Ağzımdaki düğmeyi kibritin alevinden ayıran geriye kalan üç çöp. Almadığım nefeslerin beni bekleyen mutsuz sonun kilise çan seslerine dönüşmesi gibi. Ne kadar az nefesim kalmışsa o kadar boğuk ve sağır olacak hayatım.
Beklemediğim bir son arıyorum. Eski bir haritadan gelsin ya da açmadığım bir kitaptan. Henüz yazılmamış da olabilir ama tanık bulunması önemli. Tanıksız bir hayatın ne anlamı var?
Gördüğüm renkler tanıklarımın yerine geçemez. Havayı içerek susuzluğuma son veremem.
Yaşadığıma tanık aramıyorum bunu soranları teselli etmek için bağırıyorum sadece.
Orada bir tanık var mı?
Buna ne zaman birisi yanıt verse çok geç kalınmış olduğunu fark ediyorum. Bütün saatleri yan yana dizselerdi gene de geç kalınırdı.
Ne tanık ne de soranlar gelir cenazelerime. Haftada ben birkaç kez ölürken, ölümlerim cenazelerimden daha çabukken, şahidin tutanağında ölümsüz olacağım yazılıyken, o vakit sorarım: Yaşadığıma tanık var mı?
Ne için uğraştım ben?
Kimse suçlamadı bile öldürdüğümde.
Çaldım, ayıplanmadım.
Annesini ayartıp seviştiğim kadın da ayıplamadı. Ki sadece boş vaktini çalmışım ve şimdi o dünya ahret karım.
Ve en sıcak saatinde günün, zemberek konuşmaya başladı, sadece sıkmaktan ve sıkıştırmaktan usanmıştı.
“Şehrin en ıssız meydanında durup, bir kadın orada beklemeye geldiğinde boşalmak istiyorum.”
Ağaçları aradım.
Kuytuları. Gerçeğin şiire saklandığı en alçak, namussuz anlarda.
Bir fahişe saklanmış gibi sanki şehrin duvağının içine: Para ve sperm aynı kartlardan şifre şifre akıyor.
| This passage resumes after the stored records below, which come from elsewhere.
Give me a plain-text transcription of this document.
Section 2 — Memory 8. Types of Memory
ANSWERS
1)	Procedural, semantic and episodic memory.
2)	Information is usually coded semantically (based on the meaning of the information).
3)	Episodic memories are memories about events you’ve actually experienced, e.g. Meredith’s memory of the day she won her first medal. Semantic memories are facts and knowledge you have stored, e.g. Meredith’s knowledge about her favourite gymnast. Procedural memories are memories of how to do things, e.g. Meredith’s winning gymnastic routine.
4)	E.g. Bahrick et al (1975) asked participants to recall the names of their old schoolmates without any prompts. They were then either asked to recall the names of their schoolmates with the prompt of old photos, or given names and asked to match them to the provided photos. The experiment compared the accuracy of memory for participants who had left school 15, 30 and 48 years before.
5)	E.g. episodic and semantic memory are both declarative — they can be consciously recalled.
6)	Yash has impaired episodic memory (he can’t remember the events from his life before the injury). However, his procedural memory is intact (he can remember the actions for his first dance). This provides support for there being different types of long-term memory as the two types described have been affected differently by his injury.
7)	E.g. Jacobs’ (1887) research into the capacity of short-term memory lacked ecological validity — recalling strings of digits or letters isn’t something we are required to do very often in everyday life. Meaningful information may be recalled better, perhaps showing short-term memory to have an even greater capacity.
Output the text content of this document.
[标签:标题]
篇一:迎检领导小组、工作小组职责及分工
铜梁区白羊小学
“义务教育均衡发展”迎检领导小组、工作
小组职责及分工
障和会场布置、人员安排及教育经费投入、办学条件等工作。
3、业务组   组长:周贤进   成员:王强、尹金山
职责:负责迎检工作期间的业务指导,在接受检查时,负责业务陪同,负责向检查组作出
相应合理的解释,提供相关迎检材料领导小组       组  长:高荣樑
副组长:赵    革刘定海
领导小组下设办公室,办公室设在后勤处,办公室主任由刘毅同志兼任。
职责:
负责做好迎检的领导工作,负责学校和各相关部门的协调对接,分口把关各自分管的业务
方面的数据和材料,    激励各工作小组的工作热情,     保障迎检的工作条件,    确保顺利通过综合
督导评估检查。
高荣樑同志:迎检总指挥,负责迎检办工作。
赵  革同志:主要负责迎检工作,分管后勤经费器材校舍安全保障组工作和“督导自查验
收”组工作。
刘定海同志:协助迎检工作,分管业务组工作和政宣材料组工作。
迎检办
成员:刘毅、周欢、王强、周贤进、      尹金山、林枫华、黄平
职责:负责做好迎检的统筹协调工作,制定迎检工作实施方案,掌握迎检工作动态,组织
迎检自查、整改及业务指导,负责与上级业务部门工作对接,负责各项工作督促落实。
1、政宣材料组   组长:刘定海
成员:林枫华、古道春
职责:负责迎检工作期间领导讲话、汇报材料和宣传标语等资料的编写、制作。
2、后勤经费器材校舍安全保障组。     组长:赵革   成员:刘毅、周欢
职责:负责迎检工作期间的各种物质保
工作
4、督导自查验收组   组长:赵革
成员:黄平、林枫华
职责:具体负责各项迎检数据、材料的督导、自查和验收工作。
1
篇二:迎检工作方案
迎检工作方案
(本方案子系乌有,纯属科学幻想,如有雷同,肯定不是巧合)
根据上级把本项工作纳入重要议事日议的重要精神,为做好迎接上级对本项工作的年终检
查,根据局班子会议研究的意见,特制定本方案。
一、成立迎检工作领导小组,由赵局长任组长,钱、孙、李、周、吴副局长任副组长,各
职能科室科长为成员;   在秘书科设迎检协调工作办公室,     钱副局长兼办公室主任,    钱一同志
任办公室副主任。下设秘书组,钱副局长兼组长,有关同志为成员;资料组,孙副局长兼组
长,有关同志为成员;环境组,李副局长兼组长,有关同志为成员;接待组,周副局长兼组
Meydanda bir banka oturup ıssızlığı bozan kadının ayrık bacaklarını izliyorum. Bacakları geriliyor, zembereğin kullanma kılavuzuyla konuşursam “sıkışıyor”.
Dişi sanırdım zembereği. Bütün varlık nedeni kendi cinsini saklamakken ben onu inip kalkan bir göbek sanmışım.
Gece, kirli vantuzlarıyla lağım sisteminin demir kapaklarını öperken şehrin nüfus memuruyum. İki milyon beş yüz seksen iki bin kafa ve iki milyon beş yüz seksen iki bin bir göbek sayıyorum.
Bunlar sadece uyuyanların. Gözleri açık olanların göbekleri de açıkta.
Her gözde bir altın para. Ölümlülere bir.
Ölülere iki.
Hayatın altını, öncesinde ve sonrasında gözleri sayıyor.